Etwas erschöpft lässt sich Netta Barsilai in den Schreibtischstuhl fallen. Sie hat schon einige Interviews hinter sich, hier in den Räumen der Produktionsfirma in Ramat Hachayal, einem gediegenen Stadtteil im Norden Tel Avivs. An nächsten Tag geht es nach Lissabon für Videoaufnahmen, danach stehen zahlreiche Proben an. Glücklich ist sie, sagt sie, doch auch überwältigt von dem Wirbel, den ihr Song „Toy“ ausgelöst hat. Mit ihm wird sie im Mai beim Eurovision Song Contest (ESC) für Israel antreten. „Ich wusste, dass wir etwas Besonderes und Einzigartiges kreieren. Aber mit der Explosion, die dieser Song überall auf der Welt ausgelöst hat, habe ich nicht gerechnet. Ständig taucht ein neues Video auf mit Menschen, mit Kindern, die zu dem Beat tanzen. Ich freue mich sehr, dass ich so viele Herzen und Tanzfüße erreicht habe“, sagt die 25-Jährige. Sie trägt an diesem Nachmittag auffallenden, dunklen Kajal und Lidschatten, eine zerrissene Jeansjacke, Leggins und einen kurzen Rock.

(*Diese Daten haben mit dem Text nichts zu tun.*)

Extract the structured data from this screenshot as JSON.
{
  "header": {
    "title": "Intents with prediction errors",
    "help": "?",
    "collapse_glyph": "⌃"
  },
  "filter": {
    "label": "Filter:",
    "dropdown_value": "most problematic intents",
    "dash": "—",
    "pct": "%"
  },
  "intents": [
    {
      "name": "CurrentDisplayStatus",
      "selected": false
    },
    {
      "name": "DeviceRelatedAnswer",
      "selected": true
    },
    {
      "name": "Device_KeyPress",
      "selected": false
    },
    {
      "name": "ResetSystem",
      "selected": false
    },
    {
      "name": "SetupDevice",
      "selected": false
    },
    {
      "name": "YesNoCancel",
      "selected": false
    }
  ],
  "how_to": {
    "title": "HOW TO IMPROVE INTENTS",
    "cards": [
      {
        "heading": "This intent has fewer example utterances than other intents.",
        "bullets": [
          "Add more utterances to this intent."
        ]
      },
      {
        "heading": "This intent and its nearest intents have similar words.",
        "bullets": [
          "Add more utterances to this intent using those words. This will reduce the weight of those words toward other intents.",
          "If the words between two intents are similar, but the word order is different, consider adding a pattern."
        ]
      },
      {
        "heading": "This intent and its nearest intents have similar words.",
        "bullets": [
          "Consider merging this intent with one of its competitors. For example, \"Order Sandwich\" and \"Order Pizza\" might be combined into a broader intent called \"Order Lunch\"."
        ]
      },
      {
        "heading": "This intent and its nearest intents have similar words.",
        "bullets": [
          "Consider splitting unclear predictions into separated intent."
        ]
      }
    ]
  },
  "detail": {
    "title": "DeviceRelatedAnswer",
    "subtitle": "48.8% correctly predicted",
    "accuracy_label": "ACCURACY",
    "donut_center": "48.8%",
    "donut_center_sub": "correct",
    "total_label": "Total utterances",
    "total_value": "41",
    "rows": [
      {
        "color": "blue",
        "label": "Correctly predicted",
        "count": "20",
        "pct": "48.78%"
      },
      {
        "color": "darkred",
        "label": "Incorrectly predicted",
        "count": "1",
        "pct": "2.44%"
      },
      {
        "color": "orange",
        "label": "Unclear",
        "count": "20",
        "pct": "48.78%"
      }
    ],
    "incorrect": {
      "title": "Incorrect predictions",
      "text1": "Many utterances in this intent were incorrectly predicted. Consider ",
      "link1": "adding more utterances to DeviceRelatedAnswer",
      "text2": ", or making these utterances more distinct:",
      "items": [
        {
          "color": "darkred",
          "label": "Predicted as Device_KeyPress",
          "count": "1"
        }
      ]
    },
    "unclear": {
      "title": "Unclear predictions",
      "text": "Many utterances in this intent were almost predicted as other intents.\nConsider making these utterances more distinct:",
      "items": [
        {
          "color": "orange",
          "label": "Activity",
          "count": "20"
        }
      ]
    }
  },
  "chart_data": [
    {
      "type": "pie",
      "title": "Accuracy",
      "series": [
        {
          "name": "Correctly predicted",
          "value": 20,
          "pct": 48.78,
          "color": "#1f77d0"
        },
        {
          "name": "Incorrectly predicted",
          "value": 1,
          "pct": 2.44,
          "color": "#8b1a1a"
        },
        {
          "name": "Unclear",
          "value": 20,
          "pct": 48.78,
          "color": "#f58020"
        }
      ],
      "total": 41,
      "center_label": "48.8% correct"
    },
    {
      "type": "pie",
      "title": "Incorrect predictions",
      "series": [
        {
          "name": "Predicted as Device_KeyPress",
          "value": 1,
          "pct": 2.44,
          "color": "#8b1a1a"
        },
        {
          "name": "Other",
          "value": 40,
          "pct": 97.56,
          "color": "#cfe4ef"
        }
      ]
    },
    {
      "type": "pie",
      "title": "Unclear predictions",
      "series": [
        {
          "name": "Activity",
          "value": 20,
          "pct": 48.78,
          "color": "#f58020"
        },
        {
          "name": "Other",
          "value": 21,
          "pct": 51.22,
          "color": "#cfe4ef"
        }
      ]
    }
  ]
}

Wettanbieter rechnen damit, dass Israel dieses Jahr gewinnen könnte: Bei den Onlinewetten zum ESC schoss Nettas Song nach Veröffentlichung Mitte März auf Platz eins, vor Estland, Tschechien und Belgien. Deutschland liegt derzeit auf Platz 18. Doch an die Prognosen will Netta derzeit gar nicht denken. Sie will sich nicht verrückt machen lassen.
Pop und K-Pop
„Toy“ ist eine Mischung aus Pop und K-Pop, also buntem, koreanischen Pop, und hat nahöstliche Einflüsse, so beschreibt die Nachwuchskünstlerin ihren Song mit dem flotten Beat und den außergewöhnlichen Geräuschen, die sie darin von sich gibt. „Ree, ouch, hey, hm, la“ – so fängt es an, „Bucka-mhmbuck-buck-buck“ gackert Netta später. Passend dazu: der schrille, sehr bunte Videoclip, in dem Netta riesige Ohrringe trägt, mal violetten Lidschatten, mal ein rotes, blumiges Jackett, mal ein kimonoartiges Oberteil und mal ein hautfarbenes Prinzessinnenkleid mit Rüschen.

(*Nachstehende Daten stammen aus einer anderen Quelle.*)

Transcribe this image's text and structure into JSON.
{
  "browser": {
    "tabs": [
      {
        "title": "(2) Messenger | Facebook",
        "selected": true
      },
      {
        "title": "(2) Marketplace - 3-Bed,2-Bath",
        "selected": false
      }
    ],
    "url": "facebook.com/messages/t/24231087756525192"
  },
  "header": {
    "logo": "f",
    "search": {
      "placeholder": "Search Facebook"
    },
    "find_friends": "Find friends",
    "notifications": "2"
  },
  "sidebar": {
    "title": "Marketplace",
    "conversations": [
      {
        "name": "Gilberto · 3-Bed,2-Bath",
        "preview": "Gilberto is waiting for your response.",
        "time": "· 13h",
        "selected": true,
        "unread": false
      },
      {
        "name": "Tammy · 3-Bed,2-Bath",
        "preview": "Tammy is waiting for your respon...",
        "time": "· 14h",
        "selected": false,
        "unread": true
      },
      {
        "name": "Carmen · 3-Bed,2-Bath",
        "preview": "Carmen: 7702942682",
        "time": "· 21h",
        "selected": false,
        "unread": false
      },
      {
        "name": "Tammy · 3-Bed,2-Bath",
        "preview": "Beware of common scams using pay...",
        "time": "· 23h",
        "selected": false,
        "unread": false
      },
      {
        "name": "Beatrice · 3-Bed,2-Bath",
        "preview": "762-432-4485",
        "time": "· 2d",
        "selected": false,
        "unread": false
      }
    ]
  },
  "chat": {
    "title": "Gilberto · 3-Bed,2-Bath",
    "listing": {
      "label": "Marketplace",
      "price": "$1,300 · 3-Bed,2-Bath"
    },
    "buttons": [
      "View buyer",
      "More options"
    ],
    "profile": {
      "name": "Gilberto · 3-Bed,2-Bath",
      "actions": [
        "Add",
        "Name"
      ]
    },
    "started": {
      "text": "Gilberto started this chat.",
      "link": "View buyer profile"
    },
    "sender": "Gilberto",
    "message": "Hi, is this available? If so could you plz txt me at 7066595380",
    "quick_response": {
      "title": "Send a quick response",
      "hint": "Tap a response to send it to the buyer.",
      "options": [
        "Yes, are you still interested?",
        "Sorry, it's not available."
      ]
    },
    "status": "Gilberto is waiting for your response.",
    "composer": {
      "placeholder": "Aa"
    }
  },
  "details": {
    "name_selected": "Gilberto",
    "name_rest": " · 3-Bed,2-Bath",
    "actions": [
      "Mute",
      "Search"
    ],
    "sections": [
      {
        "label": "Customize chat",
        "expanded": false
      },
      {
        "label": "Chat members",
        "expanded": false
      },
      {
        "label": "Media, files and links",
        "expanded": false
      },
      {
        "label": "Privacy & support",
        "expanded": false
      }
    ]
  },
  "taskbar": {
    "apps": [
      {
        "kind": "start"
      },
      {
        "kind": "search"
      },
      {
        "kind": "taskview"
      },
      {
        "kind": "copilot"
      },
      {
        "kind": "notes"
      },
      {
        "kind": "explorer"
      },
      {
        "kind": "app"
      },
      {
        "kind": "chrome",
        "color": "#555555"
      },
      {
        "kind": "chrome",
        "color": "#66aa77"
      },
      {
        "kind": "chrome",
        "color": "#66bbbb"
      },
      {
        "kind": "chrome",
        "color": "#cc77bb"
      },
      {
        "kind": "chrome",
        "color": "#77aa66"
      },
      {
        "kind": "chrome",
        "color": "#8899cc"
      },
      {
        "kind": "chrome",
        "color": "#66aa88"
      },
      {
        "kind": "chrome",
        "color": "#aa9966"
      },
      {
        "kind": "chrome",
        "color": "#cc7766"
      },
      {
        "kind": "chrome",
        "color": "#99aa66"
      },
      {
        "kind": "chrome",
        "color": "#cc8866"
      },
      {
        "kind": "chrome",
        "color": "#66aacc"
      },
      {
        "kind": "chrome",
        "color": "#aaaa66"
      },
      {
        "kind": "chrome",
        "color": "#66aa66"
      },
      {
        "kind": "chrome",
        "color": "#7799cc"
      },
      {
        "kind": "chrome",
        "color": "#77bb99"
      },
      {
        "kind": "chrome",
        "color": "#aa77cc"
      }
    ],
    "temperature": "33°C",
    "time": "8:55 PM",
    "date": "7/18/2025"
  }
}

Der Song ist außergewöhnlich, klingt fröhlich und frech. Doch noch etwas könnte der Grund sein, warum ausgerechnet „Toy“ schon jetzt so beliebt ist: Er steht im Kontext der MeToo-Debatte. Auch wenn der Text an vielen Stellen simpel daherkommt („I’m not your toy, you stupid boy“ und „My teddy bear’s running away, The Barbie got something to say, hey“) – dahinter stecken Botschaften an chauvinistische Männer, deren Zeit nun abgelaufen ist – und an Frauen, die sich nicht unterkriegen lassen, sondern stolz auf sich sein sollen: „Wonder Woman, vergiss niemals, du bist göttlich und er wird es bald bereuen“, singt Netta – eine Anspielung auf die israelische Schauspielerin Gal Gadot, die im gleichnamigen Film die Rolle der Wonder Woman spielt. „Ani lo buba“, heißt es an einer anderen Stelle auf Hebräisch, „Ich bin keine Puppe“. Buba ist im Hebräischen ein Kosename für Mädchen und Frauen.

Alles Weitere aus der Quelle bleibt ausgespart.